The first array, named inputs, holds the numeric input values. These values typically come directly from some normalized data source such as a text file. The NeuralNetwork constructor instantiates inputs as:

this.inputs = new double[numInput];

Array ihWeights (input-to-hidden weights) is a virtual two-dimensional array implemented as an array of arrays. The first index indicates the input neuron and the second index indicates the hidden neuron. The array is instantiated by the constructor as:

this.ihWeights = Helpers.MakeMatrix(numInput, numHidden);

Here, Helpers is a utility class of static methods that help simplify the neural network class:

public static double[][] MakeMatrix(int rows, int cols)
{
  double[][] result = new double[rows][];
  for (int i = 0; i < rows; ++i)
    result[i] = new double[cols];
  return result;
}

Array ihSums is a scratch array that’s used to hold an intermediate calculation in the ComputeOutputs method. The array holds values that will become the local inputs for the hidden neurons and is instantiated as:

this.ihSums = new double[numHidden];

Array ihBiases holds the bias values for the hidden neurons. Neural network weight values are constants that are applied by multiplying them with a local input value. Bias values are added to an intermediate sum to produce a local output value, which becomes the local input to the next layer. Array ihBiases is instantiated as:

this.ihBiases = new double[numHidden];

Array ihOutputs holds the values that are emitted from the hidden-layer neurons (which become the inputs to the output layer).

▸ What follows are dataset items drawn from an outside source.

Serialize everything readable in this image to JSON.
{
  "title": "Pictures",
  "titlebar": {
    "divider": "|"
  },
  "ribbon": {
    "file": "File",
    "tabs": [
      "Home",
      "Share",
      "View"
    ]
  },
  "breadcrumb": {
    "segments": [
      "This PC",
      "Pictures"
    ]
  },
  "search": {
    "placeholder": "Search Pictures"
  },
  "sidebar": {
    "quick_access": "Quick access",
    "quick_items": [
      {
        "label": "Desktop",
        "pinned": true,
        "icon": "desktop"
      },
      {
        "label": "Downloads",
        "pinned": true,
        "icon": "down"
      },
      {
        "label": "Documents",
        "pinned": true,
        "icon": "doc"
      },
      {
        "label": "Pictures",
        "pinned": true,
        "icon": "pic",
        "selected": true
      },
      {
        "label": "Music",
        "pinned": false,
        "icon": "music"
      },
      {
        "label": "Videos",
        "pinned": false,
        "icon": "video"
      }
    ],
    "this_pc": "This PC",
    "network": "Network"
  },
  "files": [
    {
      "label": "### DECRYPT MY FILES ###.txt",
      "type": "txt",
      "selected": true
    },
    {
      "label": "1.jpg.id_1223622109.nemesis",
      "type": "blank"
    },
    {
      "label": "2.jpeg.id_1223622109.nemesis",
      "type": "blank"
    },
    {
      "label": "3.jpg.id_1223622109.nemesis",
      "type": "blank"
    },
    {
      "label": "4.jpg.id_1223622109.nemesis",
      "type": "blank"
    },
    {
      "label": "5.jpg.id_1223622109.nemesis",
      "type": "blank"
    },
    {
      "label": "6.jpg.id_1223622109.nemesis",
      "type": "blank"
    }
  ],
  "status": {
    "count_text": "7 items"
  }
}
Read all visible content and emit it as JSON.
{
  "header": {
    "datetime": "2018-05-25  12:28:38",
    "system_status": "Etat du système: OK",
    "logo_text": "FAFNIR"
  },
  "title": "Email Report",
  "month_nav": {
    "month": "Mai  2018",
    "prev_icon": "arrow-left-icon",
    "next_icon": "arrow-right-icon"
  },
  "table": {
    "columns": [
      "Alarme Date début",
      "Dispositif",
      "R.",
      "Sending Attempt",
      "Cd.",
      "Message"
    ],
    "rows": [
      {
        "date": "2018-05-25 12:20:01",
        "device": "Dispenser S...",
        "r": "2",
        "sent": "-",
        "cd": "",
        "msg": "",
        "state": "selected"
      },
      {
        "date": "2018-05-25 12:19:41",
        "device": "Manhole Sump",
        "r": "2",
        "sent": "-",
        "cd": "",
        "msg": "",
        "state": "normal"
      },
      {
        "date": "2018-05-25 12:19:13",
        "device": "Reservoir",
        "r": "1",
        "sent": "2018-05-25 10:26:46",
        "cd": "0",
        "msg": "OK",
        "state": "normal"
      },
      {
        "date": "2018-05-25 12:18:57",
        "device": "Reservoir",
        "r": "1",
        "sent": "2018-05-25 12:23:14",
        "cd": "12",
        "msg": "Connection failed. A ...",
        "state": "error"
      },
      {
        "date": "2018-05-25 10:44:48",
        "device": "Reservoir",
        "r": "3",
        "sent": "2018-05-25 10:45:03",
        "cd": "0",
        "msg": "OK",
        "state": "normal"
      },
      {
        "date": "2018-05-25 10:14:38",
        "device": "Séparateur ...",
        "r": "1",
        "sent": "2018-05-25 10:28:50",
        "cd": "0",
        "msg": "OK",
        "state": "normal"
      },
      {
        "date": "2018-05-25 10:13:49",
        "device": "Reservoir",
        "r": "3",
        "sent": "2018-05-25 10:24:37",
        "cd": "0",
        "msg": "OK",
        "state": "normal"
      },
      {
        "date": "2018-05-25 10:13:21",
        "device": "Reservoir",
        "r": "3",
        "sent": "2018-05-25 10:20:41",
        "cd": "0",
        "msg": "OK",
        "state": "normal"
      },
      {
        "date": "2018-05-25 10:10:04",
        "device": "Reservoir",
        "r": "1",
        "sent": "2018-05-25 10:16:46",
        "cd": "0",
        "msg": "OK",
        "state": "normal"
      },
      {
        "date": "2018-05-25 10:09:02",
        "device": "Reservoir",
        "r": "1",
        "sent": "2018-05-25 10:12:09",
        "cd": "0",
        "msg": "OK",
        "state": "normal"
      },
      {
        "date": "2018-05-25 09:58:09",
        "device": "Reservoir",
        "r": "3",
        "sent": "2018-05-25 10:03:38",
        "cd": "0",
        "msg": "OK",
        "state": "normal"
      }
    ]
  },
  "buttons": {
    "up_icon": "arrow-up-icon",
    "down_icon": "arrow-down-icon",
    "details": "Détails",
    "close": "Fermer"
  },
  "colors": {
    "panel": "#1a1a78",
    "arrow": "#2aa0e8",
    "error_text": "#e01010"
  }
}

The next four arrays in the NeuralNetwork class hold values related to the hidden-to-output layer:

private double[][] hoWeights;
private double[] hoSums;
private double[] hoBiases;
private double[] outputs;

These four arrays are instantiated in the constructor as:

this.hoWeights = Helpers.MakeMatrix(numHidden, numOutput);
this.hoSums = new double[numOutput];
this.hoBiases = new double[numOutput];
this.outputs = new double[numOutput];

The neural network class has six arrays that are directly related to the back-propagation algorithm. The first two arrays hold values called the gradients for the output- and hidden-layer neurons. A gradient is a value that indirectly describes how far off, and in what direction (positive or negative), local outputs are relative to the target outputs. Gradient values are used to compute delta values, which are added to current weight and bias values to produce new, better weights and biases. There’s one gradient value for each hidden-layer neuron and each output-layer neuron. The arrays are declared as:

private double[] oGrads; // Output gradients
private double[] hGrads; // Hidden gradients

The arrays are instantiated in the constructor as:

this.oGrads = new double[numOutput];
this.hGrads = new double[numHidden];

The final four arrays in class NeuralNetwork hold the deltas (not gradients) from the previous iteration of the training loop. These previous deltas are required if you use the momentum mechanism to prevent back-propagation non-convergence. I consider momentum essential, but if you decide not to implement momentum you can omit these arrays. They are declared as:

private double[][] ihPrevWeightsDelta;  // For momentum
private double[] ihPrevBiasesDelta;
private double[][] hoPrevWeightsDelta;
private double[] hoPrevBiasesDelta;

These arrays are instantiated as:

ihPrevWeightsDelta = Helpers.MakeMatrix(numInput, numHidden);
ihPrevBiasesDelta = new double[numHidden];
hoPrevWeightsDelta = Helpers.MakeMatrix(numHidden, numOutput);
hoPrevBiasesDelta = new double[numOutput];

Computing Outputs

Each iteration in the training loop shown in Figure 1 has two parts. In the first part, outputs are computed using the current primary inputs, weights and biases. In the second part, back-propagation is used to modify the weights and biases. The diagram in Figure 3 illustrates both parts of the training process.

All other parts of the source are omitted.